11 Jun 08
Le Mans, featuring Steve McQueen
Now we don't exactly want to encourage you to bring out the inner couch potato in your dad, but there are loads of great videos out there for the petrolhead-inclined cineaste.
Grand Prix (1966) looks a little dated these days, but it is over 40 years old now and comes from an era when men were men and racing drivers were men too.
On a similar tip, there's Le Mans, Steve McQueen's labour of love that chronicles a battle between Ferrari and Porsche at the famous 24-hour race. Many of the stunning race sequences were actually filmed during the actual race in 1970. And it has McQueen at his slow-burning best.
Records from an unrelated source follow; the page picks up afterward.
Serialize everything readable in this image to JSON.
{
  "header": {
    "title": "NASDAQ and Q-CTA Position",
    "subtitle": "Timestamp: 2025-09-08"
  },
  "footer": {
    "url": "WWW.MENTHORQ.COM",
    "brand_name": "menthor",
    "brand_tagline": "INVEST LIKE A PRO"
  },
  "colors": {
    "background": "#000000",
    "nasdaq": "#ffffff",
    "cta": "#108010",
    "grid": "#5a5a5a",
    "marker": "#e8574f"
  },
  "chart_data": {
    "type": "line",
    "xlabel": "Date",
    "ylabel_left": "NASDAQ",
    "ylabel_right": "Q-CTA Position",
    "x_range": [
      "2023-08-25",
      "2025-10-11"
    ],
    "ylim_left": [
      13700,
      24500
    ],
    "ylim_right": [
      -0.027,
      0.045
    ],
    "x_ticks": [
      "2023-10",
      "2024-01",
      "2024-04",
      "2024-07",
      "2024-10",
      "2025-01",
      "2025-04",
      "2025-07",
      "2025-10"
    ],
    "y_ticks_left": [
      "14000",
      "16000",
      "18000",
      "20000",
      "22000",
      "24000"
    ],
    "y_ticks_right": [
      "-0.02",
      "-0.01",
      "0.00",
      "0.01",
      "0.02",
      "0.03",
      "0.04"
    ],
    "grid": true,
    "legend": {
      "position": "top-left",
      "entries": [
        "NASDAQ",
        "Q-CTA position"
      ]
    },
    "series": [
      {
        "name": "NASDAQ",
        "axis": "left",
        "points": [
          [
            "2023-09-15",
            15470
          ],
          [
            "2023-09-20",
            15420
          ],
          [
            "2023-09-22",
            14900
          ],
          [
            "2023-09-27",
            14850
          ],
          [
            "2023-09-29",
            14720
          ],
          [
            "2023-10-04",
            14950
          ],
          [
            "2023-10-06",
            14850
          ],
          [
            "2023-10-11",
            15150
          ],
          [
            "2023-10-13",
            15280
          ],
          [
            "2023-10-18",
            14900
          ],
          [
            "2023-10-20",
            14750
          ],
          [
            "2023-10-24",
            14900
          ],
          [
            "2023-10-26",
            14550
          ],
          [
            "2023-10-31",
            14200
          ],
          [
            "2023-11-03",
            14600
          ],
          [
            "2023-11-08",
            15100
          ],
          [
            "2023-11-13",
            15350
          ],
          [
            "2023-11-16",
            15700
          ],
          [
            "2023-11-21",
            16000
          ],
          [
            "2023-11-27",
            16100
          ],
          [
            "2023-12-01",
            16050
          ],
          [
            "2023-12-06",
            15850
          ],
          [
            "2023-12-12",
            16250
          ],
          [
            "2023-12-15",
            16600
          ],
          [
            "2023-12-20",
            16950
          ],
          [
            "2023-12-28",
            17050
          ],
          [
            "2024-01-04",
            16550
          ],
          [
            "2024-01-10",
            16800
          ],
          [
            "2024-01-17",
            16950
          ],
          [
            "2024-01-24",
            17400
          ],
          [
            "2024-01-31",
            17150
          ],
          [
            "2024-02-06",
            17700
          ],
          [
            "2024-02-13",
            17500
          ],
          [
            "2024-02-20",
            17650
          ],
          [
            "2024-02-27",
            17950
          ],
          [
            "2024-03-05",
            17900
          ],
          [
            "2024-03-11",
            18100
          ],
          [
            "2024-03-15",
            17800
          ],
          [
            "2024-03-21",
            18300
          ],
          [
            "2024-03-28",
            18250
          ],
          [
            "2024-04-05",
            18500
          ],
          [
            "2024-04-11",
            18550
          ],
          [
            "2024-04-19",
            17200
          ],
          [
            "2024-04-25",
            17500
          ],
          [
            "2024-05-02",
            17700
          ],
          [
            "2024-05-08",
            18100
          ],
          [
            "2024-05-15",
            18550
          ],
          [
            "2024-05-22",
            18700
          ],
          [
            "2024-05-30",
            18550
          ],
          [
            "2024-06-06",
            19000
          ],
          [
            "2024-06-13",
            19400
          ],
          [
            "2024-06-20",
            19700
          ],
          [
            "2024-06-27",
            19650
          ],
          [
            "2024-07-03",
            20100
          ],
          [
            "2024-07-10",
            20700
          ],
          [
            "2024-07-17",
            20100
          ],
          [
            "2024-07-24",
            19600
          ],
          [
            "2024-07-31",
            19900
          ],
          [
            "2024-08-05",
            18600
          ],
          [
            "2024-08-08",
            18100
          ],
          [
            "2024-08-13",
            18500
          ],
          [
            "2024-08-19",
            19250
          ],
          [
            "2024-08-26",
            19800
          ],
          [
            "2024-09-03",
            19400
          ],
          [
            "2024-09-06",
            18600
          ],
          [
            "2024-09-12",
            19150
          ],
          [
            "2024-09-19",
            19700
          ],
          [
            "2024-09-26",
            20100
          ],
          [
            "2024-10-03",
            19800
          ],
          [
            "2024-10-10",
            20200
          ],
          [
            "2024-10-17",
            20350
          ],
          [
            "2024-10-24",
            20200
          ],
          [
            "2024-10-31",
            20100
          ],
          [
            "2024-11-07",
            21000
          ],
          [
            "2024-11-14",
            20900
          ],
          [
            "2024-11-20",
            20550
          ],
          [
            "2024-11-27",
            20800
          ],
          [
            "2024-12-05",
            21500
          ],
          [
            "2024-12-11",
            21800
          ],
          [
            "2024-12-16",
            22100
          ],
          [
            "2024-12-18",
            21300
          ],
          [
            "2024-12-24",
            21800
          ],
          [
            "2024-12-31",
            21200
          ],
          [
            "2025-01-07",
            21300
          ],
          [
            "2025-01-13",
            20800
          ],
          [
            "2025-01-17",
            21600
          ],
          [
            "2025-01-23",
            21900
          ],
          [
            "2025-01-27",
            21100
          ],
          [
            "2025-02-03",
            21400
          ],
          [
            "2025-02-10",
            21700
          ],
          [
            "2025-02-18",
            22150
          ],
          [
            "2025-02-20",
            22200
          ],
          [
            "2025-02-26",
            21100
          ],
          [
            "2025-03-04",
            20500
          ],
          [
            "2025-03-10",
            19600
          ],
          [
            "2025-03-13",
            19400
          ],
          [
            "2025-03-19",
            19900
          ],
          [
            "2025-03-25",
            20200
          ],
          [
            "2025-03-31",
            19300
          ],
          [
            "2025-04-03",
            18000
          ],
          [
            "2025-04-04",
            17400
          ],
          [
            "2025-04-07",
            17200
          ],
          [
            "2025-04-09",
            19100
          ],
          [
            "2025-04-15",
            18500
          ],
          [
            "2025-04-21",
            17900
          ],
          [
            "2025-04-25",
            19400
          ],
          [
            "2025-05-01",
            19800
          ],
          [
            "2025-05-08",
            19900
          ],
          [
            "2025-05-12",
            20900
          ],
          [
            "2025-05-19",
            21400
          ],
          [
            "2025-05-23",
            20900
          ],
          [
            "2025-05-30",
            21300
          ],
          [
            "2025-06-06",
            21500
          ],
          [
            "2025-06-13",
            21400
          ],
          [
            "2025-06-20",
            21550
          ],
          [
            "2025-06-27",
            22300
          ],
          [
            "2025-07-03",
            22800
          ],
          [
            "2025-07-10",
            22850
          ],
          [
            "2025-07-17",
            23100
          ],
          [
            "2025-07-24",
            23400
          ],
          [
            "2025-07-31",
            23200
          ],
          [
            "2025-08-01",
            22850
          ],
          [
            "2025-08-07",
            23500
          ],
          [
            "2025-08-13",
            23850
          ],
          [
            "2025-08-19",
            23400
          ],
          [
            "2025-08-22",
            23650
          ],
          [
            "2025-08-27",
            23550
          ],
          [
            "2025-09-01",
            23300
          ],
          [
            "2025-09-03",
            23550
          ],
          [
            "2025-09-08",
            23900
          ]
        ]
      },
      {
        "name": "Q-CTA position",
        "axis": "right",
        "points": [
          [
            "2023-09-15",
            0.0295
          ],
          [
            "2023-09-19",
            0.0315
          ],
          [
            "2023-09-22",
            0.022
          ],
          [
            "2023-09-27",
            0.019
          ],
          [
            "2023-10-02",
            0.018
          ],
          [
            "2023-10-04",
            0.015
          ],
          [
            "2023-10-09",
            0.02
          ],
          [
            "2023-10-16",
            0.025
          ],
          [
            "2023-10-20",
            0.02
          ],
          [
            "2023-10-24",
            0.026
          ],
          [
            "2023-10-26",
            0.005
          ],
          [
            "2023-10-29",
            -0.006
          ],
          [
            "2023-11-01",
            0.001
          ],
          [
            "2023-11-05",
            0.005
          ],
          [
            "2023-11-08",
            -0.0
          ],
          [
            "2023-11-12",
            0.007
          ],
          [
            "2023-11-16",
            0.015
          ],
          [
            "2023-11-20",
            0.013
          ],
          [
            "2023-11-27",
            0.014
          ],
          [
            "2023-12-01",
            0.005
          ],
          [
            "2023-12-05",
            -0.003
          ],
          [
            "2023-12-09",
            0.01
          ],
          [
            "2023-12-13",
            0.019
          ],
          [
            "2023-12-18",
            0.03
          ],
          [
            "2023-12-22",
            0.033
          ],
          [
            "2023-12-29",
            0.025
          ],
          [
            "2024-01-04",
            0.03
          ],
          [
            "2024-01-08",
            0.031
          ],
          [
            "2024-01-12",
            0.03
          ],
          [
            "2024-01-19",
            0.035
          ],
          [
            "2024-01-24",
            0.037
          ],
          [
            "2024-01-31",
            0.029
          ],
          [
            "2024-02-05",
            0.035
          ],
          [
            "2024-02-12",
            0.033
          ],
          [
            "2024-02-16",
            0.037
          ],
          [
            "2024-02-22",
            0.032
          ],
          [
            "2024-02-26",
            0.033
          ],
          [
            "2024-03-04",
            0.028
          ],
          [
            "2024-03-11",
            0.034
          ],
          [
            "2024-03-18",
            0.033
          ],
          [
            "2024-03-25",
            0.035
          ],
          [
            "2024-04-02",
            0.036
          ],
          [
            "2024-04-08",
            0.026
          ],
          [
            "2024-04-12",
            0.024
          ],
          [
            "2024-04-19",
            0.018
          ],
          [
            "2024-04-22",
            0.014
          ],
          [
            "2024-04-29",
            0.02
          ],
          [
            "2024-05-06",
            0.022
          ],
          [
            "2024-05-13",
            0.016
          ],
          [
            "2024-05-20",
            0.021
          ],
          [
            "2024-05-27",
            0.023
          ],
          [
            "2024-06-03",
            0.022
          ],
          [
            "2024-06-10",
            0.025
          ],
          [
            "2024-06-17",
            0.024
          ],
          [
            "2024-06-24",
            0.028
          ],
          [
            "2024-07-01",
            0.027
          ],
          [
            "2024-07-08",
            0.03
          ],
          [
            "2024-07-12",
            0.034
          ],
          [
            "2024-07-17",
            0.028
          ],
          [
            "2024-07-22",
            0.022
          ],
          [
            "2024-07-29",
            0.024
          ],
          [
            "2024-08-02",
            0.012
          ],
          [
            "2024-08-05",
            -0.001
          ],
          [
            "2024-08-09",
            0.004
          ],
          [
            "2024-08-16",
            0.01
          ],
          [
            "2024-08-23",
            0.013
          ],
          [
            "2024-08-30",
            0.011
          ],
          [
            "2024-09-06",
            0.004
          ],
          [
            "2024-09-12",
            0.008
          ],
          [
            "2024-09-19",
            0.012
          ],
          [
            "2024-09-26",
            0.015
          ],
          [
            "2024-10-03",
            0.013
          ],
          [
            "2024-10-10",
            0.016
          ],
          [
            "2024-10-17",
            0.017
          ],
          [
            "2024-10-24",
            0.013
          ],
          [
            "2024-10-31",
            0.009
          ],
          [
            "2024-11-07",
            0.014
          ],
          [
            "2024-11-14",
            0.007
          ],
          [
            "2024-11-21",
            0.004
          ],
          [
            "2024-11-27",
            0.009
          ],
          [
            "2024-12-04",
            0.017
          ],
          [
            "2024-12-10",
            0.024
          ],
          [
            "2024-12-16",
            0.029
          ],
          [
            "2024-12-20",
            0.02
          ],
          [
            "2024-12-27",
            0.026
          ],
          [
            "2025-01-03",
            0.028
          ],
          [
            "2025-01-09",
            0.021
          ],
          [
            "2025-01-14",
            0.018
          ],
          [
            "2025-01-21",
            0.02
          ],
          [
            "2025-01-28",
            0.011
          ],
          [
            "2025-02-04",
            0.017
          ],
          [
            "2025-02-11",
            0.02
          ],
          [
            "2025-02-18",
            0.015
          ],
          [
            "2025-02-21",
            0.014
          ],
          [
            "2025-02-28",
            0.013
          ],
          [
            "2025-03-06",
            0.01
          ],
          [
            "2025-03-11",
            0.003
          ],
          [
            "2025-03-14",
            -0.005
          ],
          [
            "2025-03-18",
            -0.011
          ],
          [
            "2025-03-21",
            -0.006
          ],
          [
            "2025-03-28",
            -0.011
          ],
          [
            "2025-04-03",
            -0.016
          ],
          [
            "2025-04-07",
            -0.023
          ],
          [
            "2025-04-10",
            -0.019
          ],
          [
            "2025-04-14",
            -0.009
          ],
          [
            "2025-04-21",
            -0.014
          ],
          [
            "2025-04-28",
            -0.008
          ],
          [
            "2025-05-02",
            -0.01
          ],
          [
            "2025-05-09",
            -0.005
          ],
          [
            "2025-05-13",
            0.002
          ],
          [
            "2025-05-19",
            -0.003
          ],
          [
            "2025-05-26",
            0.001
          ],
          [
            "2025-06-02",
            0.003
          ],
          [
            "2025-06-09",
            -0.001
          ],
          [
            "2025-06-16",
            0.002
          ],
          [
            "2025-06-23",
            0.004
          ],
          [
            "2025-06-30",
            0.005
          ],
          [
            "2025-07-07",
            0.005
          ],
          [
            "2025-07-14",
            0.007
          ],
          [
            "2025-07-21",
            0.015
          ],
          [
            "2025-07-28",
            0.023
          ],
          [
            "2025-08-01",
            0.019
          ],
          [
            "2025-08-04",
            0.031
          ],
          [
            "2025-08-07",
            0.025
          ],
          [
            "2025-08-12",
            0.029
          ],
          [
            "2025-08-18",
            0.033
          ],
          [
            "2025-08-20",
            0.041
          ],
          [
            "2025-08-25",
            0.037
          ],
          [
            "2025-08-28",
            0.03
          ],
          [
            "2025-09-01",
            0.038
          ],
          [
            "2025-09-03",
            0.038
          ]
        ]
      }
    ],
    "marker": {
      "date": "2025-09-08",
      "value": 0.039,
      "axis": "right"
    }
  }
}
Claude Lelouche's C'etait un Rendezvous is another 70s classic, showing a high-speed dash across Paris. Shot in real-time, the film is surrounded by a series of myths involving the identity of the driver, the make of car and how he managed to pull it off. It's not big, it's not clever, but it is certainly unforgettable.
Two-Lane Blacktop
Also from the 70s is a trio of counter-cultural celluloid car classics that just have to be seen - Vanishing Point, The Driver and Two-Lane Blacktop. All three are wonderful snapshots in time that reveal a lot about both the US and Hollywood at that time, although they persuade your dad to grow his hair long.
Then there's a whole series of crime movies that have a car chases as an integral part of the plot: choose from The Italian Job, Bullitt, The French Connection, Ronin, To Live and Die in LA, and all the Bourne movies (The Bourne Identity, The Bourne Supremacy and The Bourne Ultimatum), which are available as a box set.
Bringing us bang up to date is Quentin Tarantino's last movie, Death Proof, a modern exploitation flick about a homicidal misogynistic stunt driver who kills women with his modified 'death proof' car. The final chase sequence will be seen as a classic in years to come, so get dad onboard now.